Pour l’instant, c’est la politique du rabot, on réduit les dépenses partout, y compris dans la recherche. Alors qu’il faudrait revoir de fond en comble les missions publiques, comme l’ont fait les Canadiens, et baisser drastiquement le nombre de fonctionnaires dans les domaines non prioritaires. D’urgence, il faut mettre fin aux doublons administratifs en supprimant le département lorsqu’il existe une grande métropole, et les duplications entre Etat et collectivités locales. Plusieurs dizaines de milliers de postes pourront être dégagés pour renforcer des secteurs prioritaires, comme l’éducation et l’innovation.
Tout de même, sur les retraites, le chantier a été ouvert…
Oui, mais je ne suis pas sûr que l’on ait la volonté de remettre à plat notre système pour le réformer radicalement. Or il y a un modèle à suivre, c’est celui de la retraite à points tel qu’il a été instauré en Suède : c’est un système par répartition, qui incite à travailler plus longtemps en modulant les pensions selon le nombre d’années de cotisation. Les retraites sont indexées sur la croissance, et le système est conçu pour être en équilibre.
Sentez-vous le président prêt à réformer l’assurance-maladie, en déficit chronique ?
Pour l’instant, je ne vois rien venir. A l’hôpital, on s’est contenté de défaire la réforme Sarkozy. Mais on n’a pas réfléchi à une refonte des parcours de soins pour désengorger les urgences et réaliser de substantielles économies. Et on ne s’est pas attaqué au marché, fort peu concurrentiel, des médicaments.
Peut-on tout réformer en même temps ?
Dans une période de crise grave, les Français comprennent que l’on n’a plus le choix. En outre, la mise en œuvre de ces chantiers rendra l’Allemagne et la Commission européenne plus bienveillantes envers la France. Elles pourront nous accorder un ballon d’oxygène supplémentaire en 2013 et 2014 en ajustant les objectifs de déficits publics pour tenir compte de la récession.
La grande réforme fiscale promise par François Hollande a-t-elle eu lieu ?
Non. Les hausses d’impôts du budget 2013 ont certes permis de réduire le déficit public – il faut rendre hommage à Jérôme Cahuzac. Mais le président aurait dû expliquer qu’il s’agissait d’un effort dicté par l’urgence et annoncer, dans la foulée, une réforme fiscale pour le moyen terme.
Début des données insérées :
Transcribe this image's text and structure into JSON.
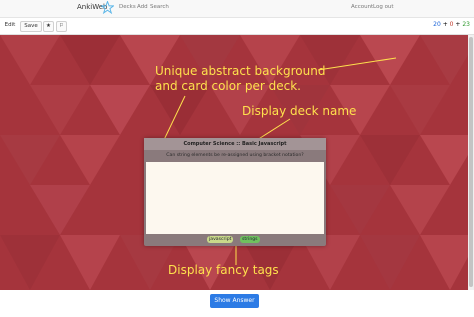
{
  "nav": {
    "brand": "AnkiWeb",
    "decks": "Decks",
    "add": "Add",
    "search": "Search",
    "account": "Account",
    "logout": "Log out"
  },
  "toolbar": {
    "edit": "Edit",
    "save": "Save",
    "star": "★",
    "flag": "⚐"
  },
  "counts": {
    "new": "20",
    "plus1": "+",
    "learn": "0",
    "plus2": "+",
    "review": "23"
  },
  "annotations": {
    "background_line1": "Unique abstract background",
    "background_line2": "and card color per deck.",
    "deck_name": "Display deck name",
    "tags": "Display fancy tags"
  },
  "card": {
    "deck_title": "Computer Science :: Basic Javascript",
    "question": "Can string elements be re-assigned using bracket notation?",
    "tags": [
      "javascript",
      "strings"
    ]
  },
  "show_answer": "Show Answer",
  "colors": {
    "background": "#a5343c",
    "annotation": "#ffe14d",
    "card_frame": "#8a7a7c",
    "card_body": "#fdf8ef",
    "button": "#2c7be5"
  }
}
Ma préférence va, là encore, à un système de type scandinave : un impôt progressif sur les revenus du travail, avec une tranche supérieure à 50 %, une réduction drastique des niches fiscales, et une fiscalité forfaitaire sur les revenus du capital autour de 30%.
L’alignement de l’imposition des revenus du capital et du travail était une promesse de campagne…
Mais ses partisans n’ont pas pris en compte ses effets néfastes sur la croissance. Sur la fiscalité comme dans les autres domaines, François Hollande doit s’affirmer comme un socialiste de l’offre. Le président ne sera pas jugé sur le respect de ses propositions de campagne, mais sur sa capacité à redresser le pays.
La taxe à 75% sur les très hauts revenus doit-elle être abandonnée ?
Elle est inutile et contre-productive. Il faut profiter de la censure du Conseil constitutionnel pour l’abandonner.
François Hollande est-il bien conseillé ?
Il est entouré de technocrates, notamment d’inspecteurs des finances, fort talentueux. Mais il devrait consulter régulièrement des experts ayant moins le nez sur le guidon, et des hommes et femmes de terrain qui, à l’instar de Gérard Collomb, le maire de Lyon, ont mis en œuvre des réformes audacieuses.